Where he showed: New York Fashion Week
What he showed: Jessica Minkoff described his most recent collection as “post goth,” fitting for a series of looks done in an earthy palette with textural juxtaposition and layering reigning supreme. Bleach stained velvet separates — guaranteed to be fall favourites — were shown alongside more challenging pieces with a tangible Japanese aesthetic.
Erdem
Montreal-born U.K.-based Erdem Moralioglu is a favourite of the fashionistas.
Where he showed: London Fashion Week
What he showed: Citing Hitchcock as a reference, the designer showed a very proper, ladylike collection for fall but with a sly twist. Colours were bold (black was paired with fuchsia, chartreuse and royal blue) while naughty black rubber took a starring role in the garments, embroidered with lace and acting as a tweed overlay.
Jean-Pierre Braganza
Calla, Todd Lynn and Thomas Tait joined London-based Braganza at The Sh0ws last season here in Toronto.

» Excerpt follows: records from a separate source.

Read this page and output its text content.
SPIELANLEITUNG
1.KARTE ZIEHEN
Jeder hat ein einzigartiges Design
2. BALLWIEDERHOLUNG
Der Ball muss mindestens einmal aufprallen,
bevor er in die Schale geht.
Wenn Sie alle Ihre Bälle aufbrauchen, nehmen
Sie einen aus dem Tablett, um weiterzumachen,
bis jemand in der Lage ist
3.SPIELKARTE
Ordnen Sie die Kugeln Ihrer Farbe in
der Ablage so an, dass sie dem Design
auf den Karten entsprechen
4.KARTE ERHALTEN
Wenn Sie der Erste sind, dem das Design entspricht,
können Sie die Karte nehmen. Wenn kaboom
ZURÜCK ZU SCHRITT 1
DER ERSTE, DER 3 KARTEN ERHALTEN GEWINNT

Where he showed: London Fashion Week
What he showed: The strongest pieces in Braganza's collection offered up surprising twists: a dress grew lapels from the chest, while a vest highlighted the shoulders with a series of folds. Referencing Victoriana, Braganza nipped in waists and drew attention to both the shoulder and the arm. The highlight of the show, though, was Branganza’s bow: he wore a T-shirt that gave a shout out to Bovine Sex Club.
Juma
Brother and sister duo Alia and Jamil Juma have made the leap to showing in New York, moving out of their Toronto studio late last year. We’re sad to see them go — their most recent collections have been eye-catching, and fall/winter 2012 is right up there with the others.
Where they showed: New York Fashion Week
What they showed: Never shying away from colour, the siblings showed a visual cacophony of colour, created from their own digitally altered photographs or illustrations. Standouts included a reptilian shift dress with flowing sleeves, and a leggings-and-tunic combo — worn by Alia — that was a fuchsia and almost-neon green.
Calla
Designer Calla Haynes, who had her debut in New York but now lives in Paris, is known for her digital prints.

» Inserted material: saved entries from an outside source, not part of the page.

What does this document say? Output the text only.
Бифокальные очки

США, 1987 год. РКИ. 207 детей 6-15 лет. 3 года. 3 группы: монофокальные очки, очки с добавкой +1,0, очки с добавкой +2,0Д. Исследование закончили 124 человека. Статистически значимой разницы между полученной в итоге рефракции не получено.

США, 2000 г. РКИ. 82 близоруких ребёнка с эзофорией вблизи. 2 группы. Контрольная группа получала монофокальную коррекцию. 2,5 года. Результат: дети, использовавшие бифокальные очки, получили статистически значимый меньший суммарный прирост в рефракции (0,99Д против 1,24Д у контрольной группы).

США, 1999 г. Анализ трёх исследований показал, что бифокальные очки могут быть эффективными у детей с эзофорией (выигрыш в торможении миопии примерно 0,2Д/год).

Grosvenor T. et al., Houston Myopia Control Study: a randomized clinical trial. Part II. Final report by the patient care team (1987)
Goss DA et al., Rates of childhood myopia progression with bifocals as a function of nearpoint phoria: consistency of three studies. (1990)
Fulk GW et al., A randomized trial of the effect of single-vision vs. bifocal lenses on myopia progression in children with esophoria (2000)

Where she showed: New York Fashion Week
What she showed: A peach-and-blue printed dress — worn over a grey turtleneck — was a modern take on the robe d’anglaise thanks to a triangular cutout at the front of the skirt. Outerwear options included a smart coat with bronze buttons marching down the front, and a black-and-white geometric-print tweed jacket.
Todd Lynn
Lynn is a rock star's designer, having worked with U2, the The Rolling Stones and Marilyn Manson. He now lives and works in the U.K.
Where he showed: London Fashion Week
What he showed: Exaggerated collars, hips emphasized with partial-peplums, and extended lapels were some of the features of Todd Lynn’s fall garments. Much of the collection was comprised of separates, which included flowing pants and a stunning teal jacket with origami-like folds. A well-cut two-tone leather dress that could have been plucked off the back of a young Daryl Hannah in Blade Runner closed the show.
Thomas Tait
Born in Montreal, Tait graduated from the prestigious Central Saint Martins school of arts in London, England.

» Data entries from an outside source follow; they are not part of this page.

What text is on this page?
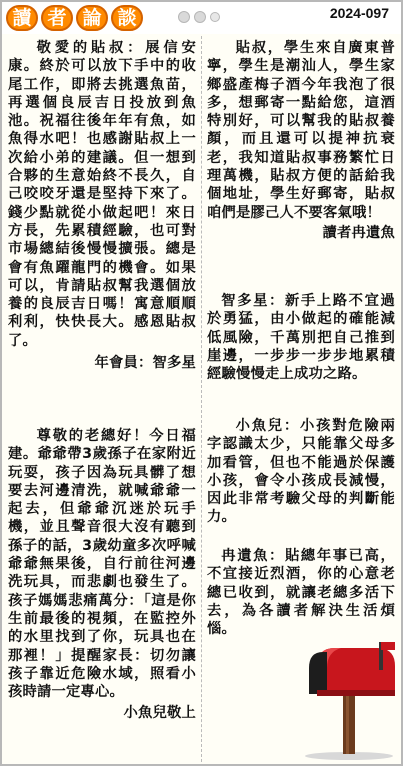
讀 者 論 談	2024-097

敬愛的貼叔：展信安康。終於可以放下手中的收尾工作，即將去挑選魚苗，再選個良辰吉日投放到魚池。祝福往後年年有魚，如魚得水吧！也感謝貼叔上一次給小弟的建議。但一想到合夥的生意始終不長久，自己咬咬牙還是堅持下來了。錢少點就從小做起吧！來日方長，先累積經驗，也可對市場總結後慢慢擴張。總是會有魚躍龍門的機會。如果可以，肯請貼叔幫我選個放養的良辰吉日嗎！寓意順順利利，快快長大。感恩貼叔了。

年會員：智多星

尊敬的老總好！今日福建。爺爺帶3歲孫子在家附近玩耍，孩子因為玩具髒了想要去河邊清洗，就喊爺爺一起去，但爺爺沉迷於玩手機，並且聲音很大沒有聽到孫子的話，3歲幼童多次呼喊爺爺無果後，自行前往河邊洗玩具，而悲劇也發生了。孩子媽媽悲痛萬分：「這是你生前最後的視頻，在監控外的水里找到了你，玩具也在那裡！」提醒家長：切勿讓孩子靠近危險水域，照看小孩時請一定專心。

小魚兒敬上

貼叔，學生來自廣東普寧，學生是潮汕人，學生家鄉盛產梅子酒今年我泡了很多，想郵寄一點給您，這酒特別好，可以幫我的貼叔養顏，而且還可以提神抗衰老，我知道貼叔事務繁忙日理萬機，貼叔方便的話給我個地址，學生好郵寄，貼叔咱們是膠己人不要客氣哦！

讀者冉遺魚

智多星：新手上路不宜過於勇猛，由小做起的確能減低風險，千萬別把自己推到崖邊，一步步一步步地累積經驗慢慢走上成功之路。

小魚兒：小孩對危險兩字認識太少，只能靠父母多加看管，但也不能過於保護小孩，會令小孩成長減慢，因此非常考驗父母的判斷能力。

冉遺魚：貼總年事已高，不宜接近烈酒，你的心意老總已收到，就讓老總多活下去，為各讀者解決生活煩惱。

Where he showed: London Fashion Week
What he showed: Tait showed a series of simple and sophisticated looks that kept the focus on the construction. A moss green cocoon jacket with rounded shoulders was paired with yellow-orange leather trousers made a bold statement; other more subdued looks featured Tait’s quilted take on the varsity jacket and plenty of black. Leather and velvet were key players; denim played a minor (and unnecessary) role. A look featuring a collared white shirt and a leather skirt seemed to reference Jil Sander.